Today’s 90-minute oral argument in Hamdan v. Rumsfeld gave no clear indication of how the Court will rule, or even which questions it will choose to answer. Chief Justice Roberts was recused, and Justice Thomas characteristically silent, but the remaining seven justices were active in their questioning, particularly of Solicitor General Paul Clement. Experienced Court observers seem to have concluded that it was a tough day for the government; you can read two interesting accounts on SCOTUSblog and in the LA Times.
A few of the exchanges seemed especially notable. One question in the case involved the government’s decision to charge Hamdan with “conspiracy” — a crime that Hamdan’s counsel, Georgetown Law Professor Neal Katyal, persuasively argued does not exist under the laws of war. Justice Stevens asked the government whether the President had the authority to invent a new crime under of the laws of war, then charge a detainee for its violation. Yes, answered Clement: the President possesses the “pure constitutional power” to do so, if he chooses.
Justices Scalia and Alito — the only two justices whose sympathy for the government’s position was apparent — repeatedly advanced the argument that the Court’s consideration of the case was premature, and that the Court should wait until after the military commissions had rendered verdicts before evaluating their legitimacy. That would be a mistake, said Katyal: Hamdan contends that the commissions have no basis in law, and therefore the question whether he is being tried by a legitimate tribunal is a threshold one. If this were a criminal case, Justice Scalia asked, wouldn’t the Court wait until all proceedings were completed before weighing in? Wasn’t that the rule? Justice Kennedy — the likely swing vote in this case — interjected in support of Hamdan’s position. What if a “group of people” decided to hold someone and put him on trial for war crimes, he asked.
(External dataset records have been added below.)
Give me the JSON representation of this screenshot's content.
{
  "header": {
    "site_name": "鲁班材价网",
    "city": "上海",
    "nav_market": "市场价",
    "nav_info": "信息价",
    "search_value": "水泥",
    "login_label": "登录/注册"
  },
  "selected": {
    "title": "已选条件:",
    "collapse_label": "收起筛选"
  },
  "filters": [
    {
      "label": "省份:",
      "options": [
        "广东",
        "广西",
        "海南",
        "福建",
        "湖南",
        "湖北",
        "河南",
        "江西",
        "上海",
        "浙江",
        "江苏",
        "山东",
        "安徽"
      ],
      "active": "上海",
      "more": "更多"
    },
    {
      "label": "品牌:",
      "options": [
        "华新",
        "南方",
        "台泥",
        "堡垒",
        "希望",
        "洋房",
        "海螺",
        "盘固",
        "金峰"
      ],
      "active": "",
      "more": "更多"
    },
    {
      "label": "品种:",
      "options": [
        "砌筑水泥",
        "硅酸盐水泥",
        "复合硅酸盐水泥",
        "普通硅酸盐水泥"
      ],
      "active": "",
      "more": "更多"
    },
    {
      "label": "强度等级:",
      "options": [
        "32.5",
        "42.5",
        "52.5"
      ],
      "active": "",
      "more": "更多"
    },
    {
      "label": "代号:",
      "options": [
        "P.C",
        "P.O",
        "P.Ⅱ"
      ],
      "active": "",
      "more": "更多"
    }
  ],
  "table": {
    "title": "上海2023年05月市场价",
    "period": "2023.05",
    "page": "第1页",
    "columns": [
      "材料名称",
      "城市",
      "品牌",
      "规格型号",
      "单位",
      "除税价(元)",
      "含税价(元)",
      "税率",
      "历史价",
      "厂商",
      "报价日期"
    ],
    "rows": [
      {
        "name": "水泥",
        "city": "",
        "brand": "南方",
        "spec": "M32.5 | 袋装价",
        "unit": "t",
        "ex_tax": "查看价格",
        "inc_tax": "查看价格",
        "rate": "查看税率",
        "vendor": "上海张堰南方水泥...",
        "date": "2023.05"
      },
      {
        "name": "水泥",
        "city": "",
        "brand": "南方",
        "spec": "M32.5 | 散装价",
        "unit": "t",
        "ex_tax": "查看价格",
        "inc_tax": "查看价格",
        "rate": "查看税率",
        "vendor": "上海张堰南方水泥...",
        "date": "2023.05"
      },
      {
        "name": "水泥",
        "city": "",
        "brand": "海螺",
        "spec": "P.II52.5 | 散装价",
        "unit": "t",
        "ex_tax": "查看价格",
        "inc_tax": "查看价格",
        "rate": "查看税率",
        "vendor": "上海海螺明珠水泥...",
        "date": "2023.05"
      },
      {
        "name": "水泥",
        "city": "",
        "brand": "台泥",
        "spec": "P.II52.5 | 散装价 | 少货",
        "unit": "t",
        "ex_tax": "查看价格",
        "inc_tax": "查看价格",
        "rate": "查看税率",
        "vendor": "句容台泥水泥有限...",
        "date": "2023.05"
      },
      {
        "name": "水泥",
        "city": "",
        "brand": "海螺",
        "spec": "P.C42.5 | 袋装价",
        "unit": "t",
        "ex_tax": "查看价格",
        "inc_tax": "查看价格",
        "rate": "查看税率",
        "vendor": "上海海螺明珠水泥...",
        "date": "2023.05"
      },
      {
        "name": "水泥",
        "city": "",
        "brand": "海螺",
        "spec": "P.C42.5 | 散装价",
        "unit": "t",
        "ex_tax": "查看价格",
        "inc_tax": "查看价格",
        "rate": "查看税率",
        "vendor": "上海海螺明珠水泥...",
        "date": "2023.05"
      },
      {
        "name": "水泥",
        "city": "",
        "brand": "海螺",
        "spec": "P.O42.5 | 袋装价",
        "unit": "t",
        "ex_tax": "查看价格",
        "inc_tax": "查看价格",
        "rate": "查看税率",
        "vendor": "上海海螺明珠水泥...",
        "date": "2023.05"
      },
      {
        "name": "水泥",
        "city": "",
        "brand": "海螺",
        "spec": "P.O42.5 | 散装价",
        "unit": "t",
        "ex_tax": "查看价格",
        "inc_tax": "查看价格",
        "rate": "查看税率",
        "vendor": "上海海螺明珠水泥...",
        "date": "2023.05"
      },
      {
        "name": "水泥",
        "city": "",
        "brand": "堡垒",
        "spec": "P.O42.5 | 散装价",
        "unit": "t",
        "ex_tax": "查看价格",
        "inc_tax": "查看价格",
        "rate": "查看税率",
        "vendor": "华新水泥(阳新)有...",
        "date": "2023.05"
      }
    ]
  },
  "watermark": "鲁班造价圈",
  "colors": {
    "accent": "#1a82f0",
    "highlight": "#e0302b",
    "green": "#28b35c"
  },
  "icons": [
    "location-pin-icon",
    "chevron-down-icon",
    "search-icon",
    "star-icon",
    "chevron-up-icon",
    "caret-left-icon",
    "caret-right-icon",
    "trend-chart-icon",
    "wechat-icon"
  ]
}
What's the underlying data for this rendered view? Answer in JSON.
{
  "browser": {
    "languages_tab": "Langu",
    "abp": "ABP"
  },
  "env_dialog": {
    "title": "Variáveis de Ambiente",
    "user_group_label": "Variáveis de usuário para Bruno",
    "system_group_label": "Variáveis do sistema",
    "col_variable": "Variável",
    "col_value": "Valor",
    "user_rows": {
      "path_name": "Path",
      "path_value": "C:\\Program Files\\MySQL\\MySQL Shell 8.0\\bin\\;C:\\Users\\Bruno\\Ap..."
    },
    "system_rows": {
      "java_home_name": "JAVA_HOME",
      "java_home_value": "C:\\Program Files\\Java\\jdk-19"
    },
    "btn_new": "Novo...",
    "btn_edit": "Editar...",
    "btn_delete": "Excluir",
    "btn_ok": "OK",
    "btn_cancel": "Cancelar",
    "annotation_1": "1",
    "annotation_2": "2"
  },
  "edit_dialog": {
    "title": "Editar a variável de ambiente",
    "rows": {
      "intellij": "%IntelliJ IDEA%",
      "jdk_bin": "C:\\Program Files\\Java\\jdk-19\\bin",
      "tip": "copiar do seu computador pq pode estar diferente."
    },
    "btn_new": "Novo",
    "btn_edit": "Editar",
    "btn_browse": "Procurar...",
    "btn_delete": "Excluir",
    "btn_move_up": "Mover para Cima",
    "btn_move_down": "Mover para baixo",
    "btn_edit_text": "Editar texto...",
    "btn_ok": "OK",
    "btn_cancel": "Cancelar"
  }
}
Would the Court wait until after proceedings to rule on whether those people were a “regularly constituted court”? Wasn’t it the “historic function of habeas” to answer that question?
Justices Souter and Breyer were most concerned about the consequences of the government’s argument that Congress had divested the courts of jurisdiction over habeas corpus claims. Had Congress expressly suspended the writ of habeas corpus, as the Constitution permits only in times of “invasion or insurrection”? Should the Court require a clearer indication of congressional intent before reaching such a conclusion? In Souter’s words, was not suspension of habeas corpus “just about the most stupendously significant action” that Congress could take? Clement tried to deflect these questions but was repeatedly cut off by the justices. It was yet another demonstration that the justices do not take lightly attempts by the other branches to strip courts of their traditional authority.